そうして、それから、どれだけ時間が経ったことだろう。大した時間では無かったのだろうけれど、酷くゆっくりとした、久々に味わう安寧の時間だった。互いに何も言わず、ただただ静かに時を過ごす。ずっとそのままでいたい気もしたけれど、そうは問屋が卸さないことも解っていた。訊きたいことが、訊かなくてはならないことが、私にはあった。
「―――――セルヴェス様は?」
ぴしり。空気が凍り付く音というものは、こういうもののことを言うのだろう。セルヴェス青年の名を口にした瞬間、また男の纏う雰囲気が硬質化したのを感じた。
「気になるのか」
「はい」
気にならない方がどうかしている。セルヴェス青年の放った魔法により、現在の私の状況がある訳だが、意識を失っていた間に何が起こっていたのか、私は何一つ知らないのだ。

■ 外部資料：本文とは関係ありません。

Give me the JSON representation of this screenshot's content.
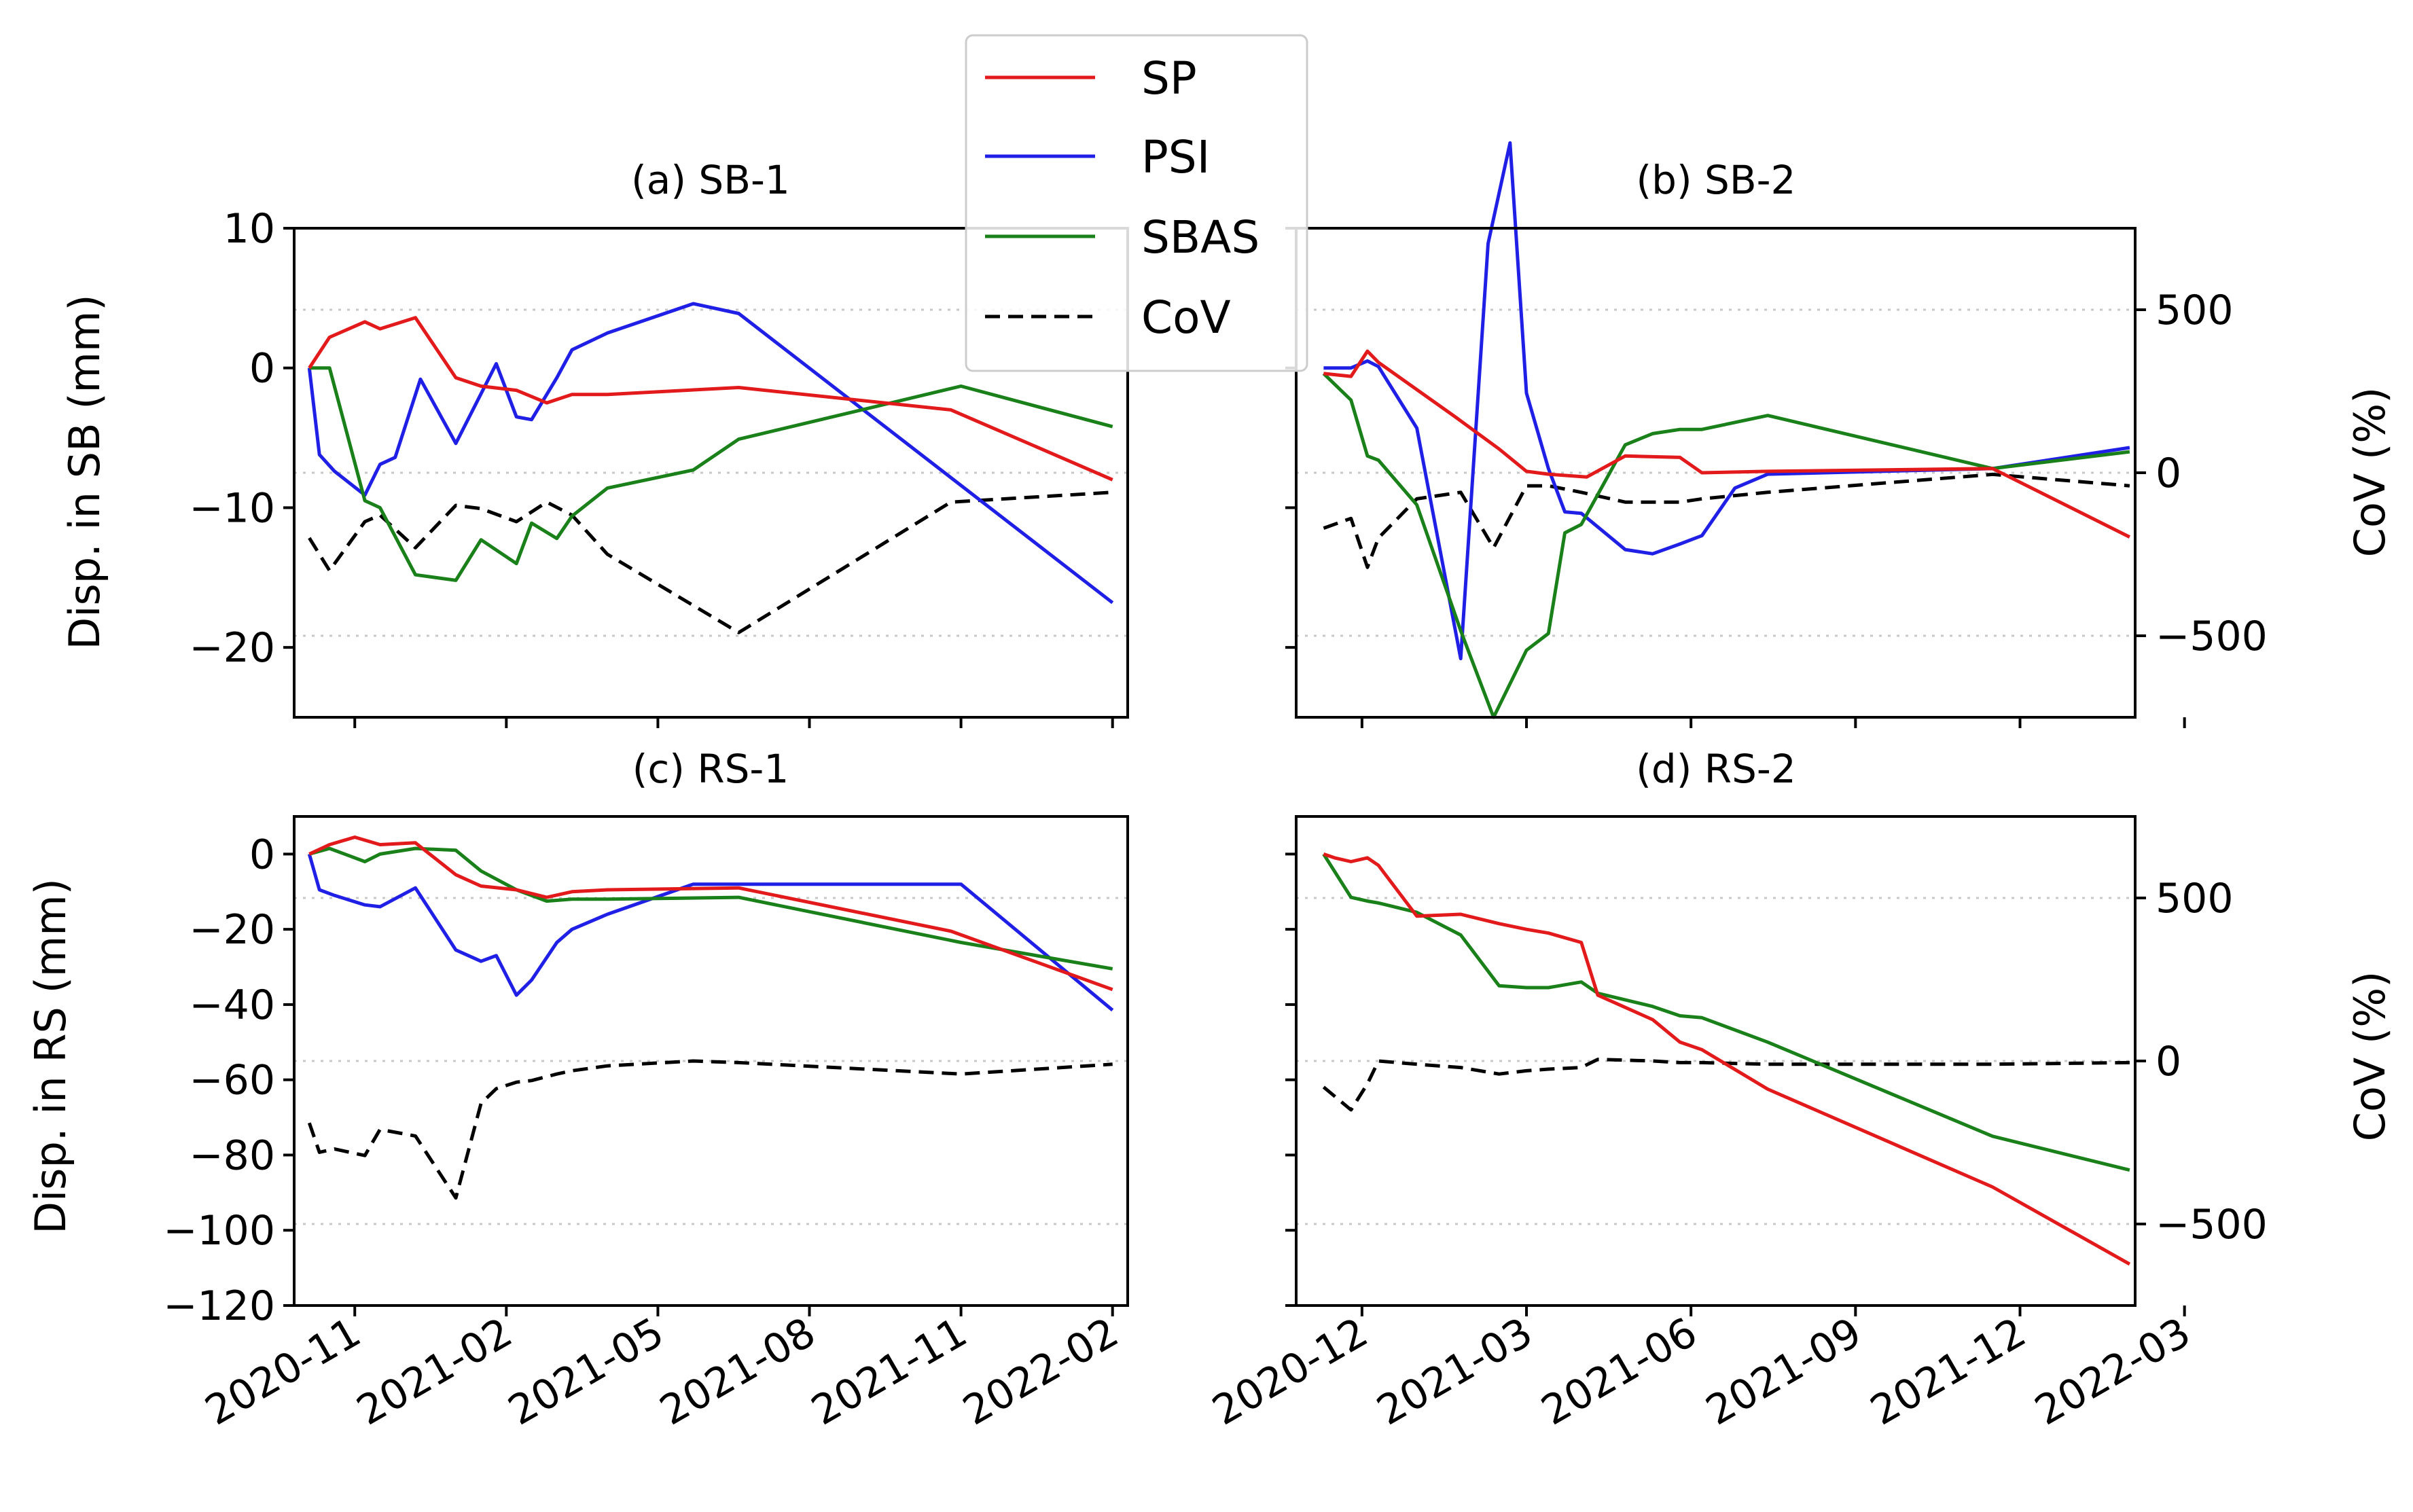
{
  "chart_data": {
    "type": "line",
    "legend": {
      "placement": "top-center",
      "entries": [
        {
          "name": "SP",
          "color": "#e31a1c",
          "style": "solid"
        },
        {
          "name": "PSI",
          "color": "#1f1fe6",
          "style": "solid"
        },
        {
          "name": "SBAS",
          "color": "#1a801a",
          "style": "solid"
        },
        {
          "name": "CoV",
          "color": "#000000",
          "style": "dashed"
        }
      ]
    },
    "colors": {
      "SP": "#e31a1c",
      "PSI": "#1f1fe6",
      "SBAS": "#1a801a",
      "CoV": "#000000",
      "grid": "#c8c8c8"
    },
    "x_left": {
      "xlim": [
        -0.2,
        16.3
      ],
      "ticks": [
        1,
        4,
        7,
        10,
        13,
        16
      ],
      "tick_labels": [
        "2020-11",
        "2021-02",
        "2021-05",
        "2021-08",
        "2021-11",
        "2022-02"
      ]
    },
    "x_right": {
      "xlim": [
        -0.2,
        15.1
      ],
      "ticks": [
        1,
        4,
        7,
        10,
        13,
        16
      ],
      "tick_labels": [
        "2020-12",
        "2021-03",
        "2021-06",
        "2021-09",
        "2021-12",
        "2022-03"
      ]
    },
    "rows": [
      {
        "ylabel": "Disp. in SB (mm)",
        "ylabel_right": "CoV (%)",
        "ylim": [
          -25,
          10
        ],
        "yticks": [
          10,
          0,
          -10,
          -20
        ],
        "ytick_labels": [
          "10",
          "0",
          "−10",
          "−20"
        ],
        "cov_ylim": [
          -750,
          750
        ],
        "cov_ticks": [
          500,
          0,
          -500
        ],
        "cov_tick_labels": [
          "500",
          "0",
          "−500"
        ]
      },
      {
        "ylabel": "Disp. in RS (mm)",
        "ylabel_right": "CoV (%)",
        "ylim": [
          -120,
          10
        ],
        "yticks": [
          0,
          -20,
          -40,
          -60,
          -80,
          -100,
          -120
        ],
        "ytick_labels": [
          "0",
          "−20",
          "−40",
          "−60",
          "−80",
          "−100",
          "−120"
        ],
        "cov_ylim": [
          -750,
          750
        ],
        "cov_ticks": [
          500,
          0,
          -500
        ],
        "cov_tick_labels": [
          "500",
          "0",
          "−500"
        ]
      }
    ],
    "panels": [
      {
        "id": "a",
        "title": "(a) SB-1",
        "row": 0,
        "col": 0,
        "series": {
          "SP": {
            "x": [
              0.1,
              0.5,
              1.2,
              1.5,
              2.2,
              3.0,
              3.5,
              4.2,
              4.8,
              5.3,
              6.0,
              8.6,
              12.8,
              16.0
            ],
            "y": [
              0,
              2.2,
              3.3,
              2.8,
              3.6,
              -0.7,
              -1.3,
              -1.6,
              -2.5,
              -1.9,
              -1.9,
              -1.4,
              -3.0,
              -8.0
            ]
          },
          "PSI": {
            "x": [
              0.1,
              0.3,
              0.6,
              1.2,
              1.5,
              1.8,
              2.3,
              3.0,
              3.8,
              4.2,
              4.5,
              5.0,
              5.3,
              6.0,
              7.7,
              8.6,
              16.0
            ],
            "y": [
              0,
              -6.2,
              -7.4,
              -9.1,
              -6.9,
              -6.4,
              -0.8,
              -5.4,
              0.3,
              -3.5,
              -3.7,
              -0.7,
              1.3,
              2.5,
              4.6,
              3.9,
              -16.8
            ]
          },
          "SBAS": {
            "x": [
              0.1,
              0.5,
              1.2,
              1.5,
              2.2,
              3.0,
              3.5,
              4.2,
              4.5,
              5.0,
              5.3,
              6.0,
              7.7,
              8.6,
              13.0,
              16.0
            ],
            "y": [
              0,
              0,
              -9.5,
              -10.0,
              -14.8,
              -15.2,
              -12.3,
              -14.0,
              -11.1,
              -12.2,
              -10.6,
              -8.6,
              -7.3,
              -5.1,
              -1.3,
              -4.2
            ]
          },
          "CoV": {
            "x": [
              0.1,
              0.5,
              1.2,
              1.5,
              2.2,
              3.0,
              3.5,
              4.2,
              4.8,
              5.3,
              6.0,
              8.6,
              12.8,
              16.0
            ],
            "y": [
              -200,
              -300,
              -150,
              -130,
              -230,
              -100,
              -110,
              -150,
              -90,
              -130,
              -250,
              -490,
              -90,
              -60
            ]
          }
        }
      },
      {
        "id": "b",
        "title": "(b) SB-2",
        "row": 0,
        "col": 1,
        "series": {
          "SP": {
            "x": [
              0.3,
              0.8,
              1.1,
              1.3,
              2.7,
              3.5,
              4.0,
              4.4,
              5.1,
              5.8,
              6.8,
              7.2,
              8.4,
              12.5,
              15.0
            ],
            "y": [
              -0.4,
              -0.6,
              1.2,
              0.4,
              -3.5,
              -5.8,
              -7.4,
              -7.6,
              -7.8,
              -6.3,
              -6.4,
              -7.5,
              -7.4,
              -7.2,
              -12.1
            ]
          },
          "PSI": {
            "x": [
              0.3,
              0.8,
              1.1,
              1.3,
              2.0,
              2.8,
              3.3,
              3.7,
              4.0,
              4.4,
              4.7,
              5.0,
              5.8,
              6.3,
              6.8,
              7.2,
              7.8,
              8.4,
              12.5,
              15.0
            ],
            "y": [
              0,
              0,
              0.5,
              0.1,
              -4.3,
              -20.8,
              8.9,
              16.1,
              -1.8,
              -7.2,
              -10.3,
              -10.4,
              -13.0,
              -13.3,
              -12.6,
              -12.0,
              -8.6,
              -7.6,
              -7.2,
              -5.7
            ]
          },
          "SBAS": {
            "x": [
              0.3,
              0.8,
              1.1,
              1.3,
              2.0,
              2.8,
              3.4,
              4.0,
              4.4,
              4.7,
              5.0,
              5.8,
              6.3,
              6.8,
              7.2,
              8.4,
              12.5,
              15.0
            ],
            "y": [
              -0.4,
              -2.3,
              -6.3,
              -6.6,
              -9.8,
              -18.8,
              -25.0,
              -20.2,
              -19.0,
              -11.8,
              -11.2,
              -5.5,
              -4.7,
              -4.4,
              -4.4,
              -3.4,
              -7.2,
              -6.0
            ]
          },
          "CoV": {
            "x": [
              0.3,
              0.8,
              1.1,
              1.3,
              2.0,
              2.8,
              3.4,
              4.0,
              4.4,
              5.0,
              5.8,
              6.3,
              6.8,
              7.2,
              8.4,
              12.5,
              15.0
            ],
            "y": [
              -170,
              -140,
              -290,
              -200,
              -80,
              -60,
              -230,
              -40,
              -40,
              -60,
              -90,
              -90,
              -90,
              -80,
              -60,
              -5,
              -40
            ]
          }
        }
      },
      {
        "id": "c",
        "title": "(c) RS-1",
        "row": 1,
        "col": 0,
        "series": {
          "SP": {
            "x": [
              0.1,
              0.5,
              1.0,
              1.5,
              2.2,
              3.0,
              3.5,
              4.2,
              4.8,
              5.3,
              6.0,
              8.6,
              12.8,
              16.0
            ],
            "y": [
              0,
              2.5,
              4.5,
              2.5,
              3.0,
              -5.5,
              -8.5,
              -9.5,
              -11.5,
              -10.0,
              -9.5,
              -9.0,
              -20.5,
              -36.0
            ]
          },
          "PSI": {
            "x": [
              0.1,
              0.3,
              0.6,
              1.2,
              1.5,
              2.2,
              3.0,
              3.5,
              3.8,
              4.2,
              4.5,
              5.0,
              5.3,
              6.0,
              7.7,
              8.6,
              13.0,
              16.0
            ],
            "y": [
              0,
              -9.5,
              -11.0,
              -13.5,
              -14.0,
              -9.0,
              -25.5,
              -28.5,
              -27.0,
              -37.5,
              -33.5,
              -23.5,
              -20.0,
              -16.0,
              -8.0,
              -8.0,
              -8.0,
              -41.5
            ]
          },
          "SBAS": {
            "x": [
              0.1,
              0.5,
              1.2,
              1.5,
              2.2,
              3.0,
              3.5,
              4.2,
              4.8,
              5.3,
              6.0,
              8.6,
              13.0,
              16.0
            ],
            "y": [
              0,
              1.5,
              -2.0,
              0,
              1.5,
              1.0,
              -4.5,
              -9.5,
              -12.5,
              -12.0,
              -12.0,
              -11.5,
              -23.5,
              -30.5
            ]
          },
          "CoV": {
            "x": [
              0.1,
              0.3,
              0.6,
              1.2,
              1.5,
              2.2,
              3.0,
              3.5,
              3.8,
              4.2,
              4.5,
              5.0,
              5.3,
              6.0,
              7.7,
              8.6,
              13.0,
              16.0
            ],
            "y": [
              -190,
              -280,
              -270,
              -290,
              -210,
              -230,
              -420,
              -130,
              -85,
              -65,
              -60,
              -40,
              -30,
              -15,
              0,
              -5,
              -40,
              -10
            ]
          }
        }
      },
      {
        "id": "d",
        "title": "(d) RS-2",
        "row": 1,
        "col": 1,
        "series": {
          "SP": {
            "x": [
              0.3,
              0.5,
              0.8,
              1.1,
              1.3,
              2.0,
              2.8,
              3.5,
              4.0,
              4.4,
              5.0,
              5.3,
              6.3,
              6.8,
              7.2,
              8.4,
              12.5,
              15.0
            ],
            "y": [
              0,
              -1.0,
              -2.0,
              -1.0,
              -3.0,
              -16.5,
              -16.0,
              -18.5,
              -20.0,
              -21.0,
              -23.5,
              -37.5,
              -44.0,
              -50.0,
              -52.0,
              -62.5,
              -88.5,
              -109.0
            ]
          },
          "SBAS": {
            "x": [
              0.3,
              0.8,
              1.1,
              1.3,
              2.0,
              2.8,
              3.5,
              4.0,
              4.4,
              5.0,
              5.3,
              6.3,
              6.8,
              7.2,
              8.4,
              12.5,
              15.0
            ],
            "y": [
              0,
              -11.5,
              -12.5,
              -13.0,
              -15.5,
              -21.5,
              -35.0,
              -35.5,
              -35.5,
              -34.0,
              -37.0,
              -40.5,
              -43.0,
              -43.5,
              -50.0,
              -75.0,
              -84.0
            ]
          },
          "CoV": {
            "x": [
              0.3,
              0.8,
              1.1,
              1.3,
              2.0,
              2.8,
              3.5,
              4.0,
              4.4,
              5.0,
              5.3,
              6.3,
              6.8,
              7.2,
              8.4,
              12.5,
              15.0
            ],
            "y": [
              -80,
              -150,
              -70,
              0,
              -10,
              -20,
              -40,
              -30,
              -25,
              -20,
              5,
              0,
              -5,
              -5,
              -10,
              -10,
              -5
            ]
          }
        }
      }
    ]
  }
}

不思議なことに、こんなことになってもなお、セルヴェス青年の心象は変わらない。殺されかけたというのに何を脳天気なと目の前の男には言われるかもしれないが、セルヴェス青年が憎いだとか、怖いだとか、そういう負の感情は湧いてこない。敢えて言うのであれば、申し訳ない、という感情が付与されたということだろうか。ああでも、セルヴェス青年にとってしてみれば、私の存在は憎しみの対象になってしまったかもしれない。だとしたら、それは悲しいことだ。彼の存在は、私にとって、そう思えるくらいの存在だった。
いかにも“言いたくない”という雰囲気を醸し出していた男は、私が退く気が無いことを悟ったのか、溜息混じりに口を開いた。
「あいつは騎士団預かりとなった。今は尋問を受けている頃合いだろう」
「そう、ですか」
予想通りと言えば予想通りの返答に頷きを返す。まあそれが妥当な線だろう。訊くまでもないどころか、考えるまでもないことだ。魔族との契約は重罪である。彼はその罪に相応しい罰を受けることになるのだろう。そして私の元にはまた平穏な日々が戻ってくる。もう二度と彼に、会うことは無いままに。それが当たり前のことなのに、どうしてだろう。胸が痛い。何もおかしなことなど無いのに、身体ではなく心が痛む。
「エディ、あの…」
何を、言おうとしているのか。自分でも解らないままに、そう口走っていた。けれどそれ以上は言葉にさせてもらえなかった。男の白い手が伸びて、私の両目を覆った。
「少し眠れ」
「ですが」
「ちゃんと側に居る。話も後でちゃんと聞く。だから、今は休め」
前髪を払われ、額に柔らかな感触が落ちる。口付けられたのだと気付くと同時に、漣のように睡魔が穏やかに押し寄せてくる。こうなってはもう何も言えず、大人しく目を閉じるしかない。
もっと聞きたいというのが本音だったけれど、ひたひたと睡魔に浸されていく私の意識はそれを許してはくれなかった。眠くて眠くてたまらない。それが男の魔法によるものなのか、目を覆う温もりのせいなのかは解らない。何故か溢れそうになる涙を、男の手が隠してくれているのが有り難かった。
眠ることに対する恐怖は無い。もう悪夢は見ないことを、私は知っていたから。